6. Khawatir

275 19 8
                                    

"Apa ini karma? Dulu, aku juga anak nakal. Nggak pernah nurut sama orang tua, selalu nyusahin kak Tyara juga. Sampe akhirnya, anak-anakku juga lakuin hal yang sama, walaupun beda konteks. Ternyata secapek ini jadi orang tua."

Winda tersenyum kecil sambil mengusap belakang kepala suaminya, ketika laki-laki itu memeluk pinggangnya erat dan menyandarkan kepalanya di dada wanita itu, untuk mencari kenyamanan.

"Ada beberapa hal yang bisa kita kontrol, dan nggak bisa kontrol dalam kehidupan, termasuk mendisiplinkan anak-anak, agar mau menurut dengan ucapan orang tuanya."

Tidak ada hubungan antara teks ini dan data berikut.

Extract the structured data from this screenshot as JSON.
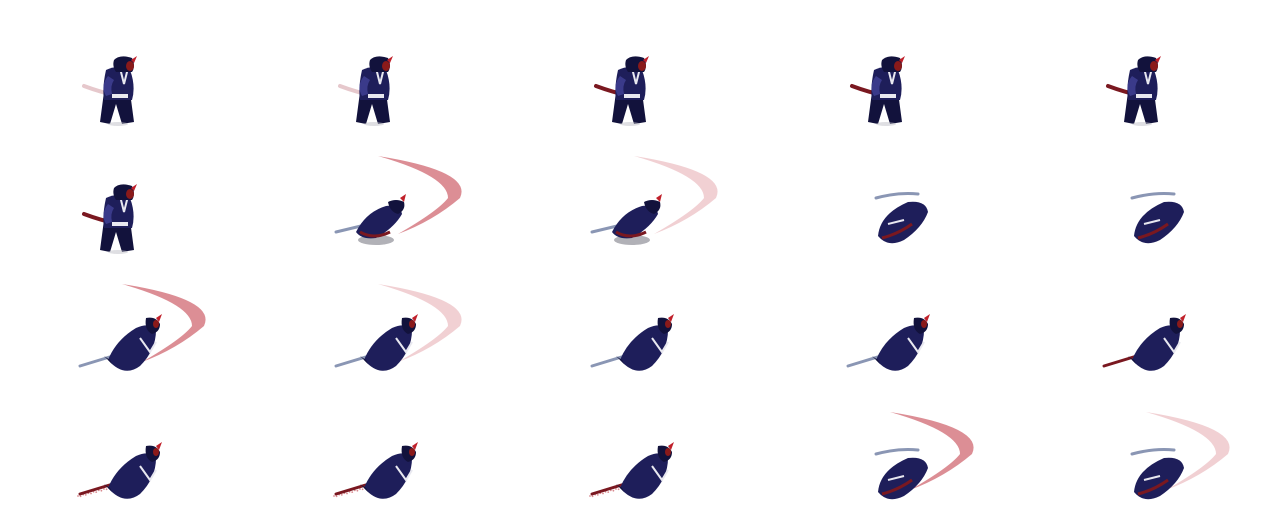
{
  "sprite_sheet": {
    "columns": 5,
    "rows": 4,
    "colors": {
      "background": "#ffffff",
      "robe": "#1e1e5a",
      "robe_shadow": "#12123c",
      "robe_highlight": "#3a3a8a",
      "mask": "#8a1a1a",
      "horn": "#c0202a",
      "trim": "#e8e8f0",
      "blade": "#8a96b4",
      "blade_dark": "#3c4660",
      "scabbard": "#7a1820",
      "slash_trail": "#d67a82",
      "slash_trail_faded": "#e8b0b5"
    },
    "frames": [
      {
        "pose": "stand",
        "blade": "faded",
        "slash": "none",
        "blur": false
      },
      {
        "pose": "stand",
        "blade": "faded",
        "slash": "none",
        "blur": false
      },
      {
        "pose": "stand",
        "blade": "red",
        "slash": "none",
        "blur": false
      },
      {
        "pose": "stand",
        "blade": "red",
        "slash": "none",
        "blur": false
      },
      {
        "pose": "stand",
        "blade": "red",
        "slash": "none",
        "blur": false
      },
      {
        "pose": "stand",
        "blade": "red",
        "slash": "none",
        "blur": false
      },
      {
        "pose": "dash",
        "blade": "steel",
        "slash": "strong",
        "blur": true
      },
      {
        "pose": "dash",
        "blade": "steel",
        "slash": "faded",
        "blur": true
      },
      {
        "pose": "spin",
        "blade": "steel",
        "slash": "none",
        "blur": false
      },
      {
        "pose": "spin",
        "blade": "steel",
        "slash": "none",
        "blur": false
      },
      {
        "pose": "crouch",
        "blade": "steel",
        "slash": "strong",
        "blur": false
      },
      {
        "pose": "crouch",
        "blade": "steel",
        "slash": "faded",
        "blur": false
      },
      {
        "pose": "crouch",
        "blade": "steel",
        "slash": "none",
        "blur": false
      },
      {
        "pose": "crouch",
        "blade": "steel",
        "slash": "none",
        "blur": false
      },
      {
        "pose": "crouch",
        "blade": "red",
        "slash": "none",
        "blur": false
      },
      {
        "pose": "crouch",
        "blade": "red-sparkle",
        "slash": "none",
        "blur": false
      },
      {
        "pose": "crouch",
        "blade": "red-sparkle",
        "slash": "none",
        "blur": false
      },
      {
        "pose": "crouch",
        "blade": "red-sparkle",
        "slash": "none",
        "blur": false
      },
      {
        "pose": "spin",
        "blade": "steel",
        "slash": "strong",
        "blur": false
      },
      {
        "pose": "spin",
        "blade": "steel",
        "slash": "faded",
        "blur": false
      }
    ]
  }
}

"Menjadi orang tua emang nggak mudah, apalagi kalo anak-anak udah mulai beranjak dewasa. Tantangan jadi orang tua semakin besar, karena mereka ingin melakukan hal-hal baru sekaligus mencari pengalaman baru. Dan, disinilah orang tua harus bisa menempatkan dirinya. Kita emang nggak bisa kontrol mereka selama dua puluh empat jam, tapi, kita bisa jadi sahabat yang akan mereka cari, ketika mereka butuh didengarkan. Lalu, memberikan arahan kepada mereka dengan beberapa pilihan, dan segala konsekuensi dari pilihan yang mereka ambil."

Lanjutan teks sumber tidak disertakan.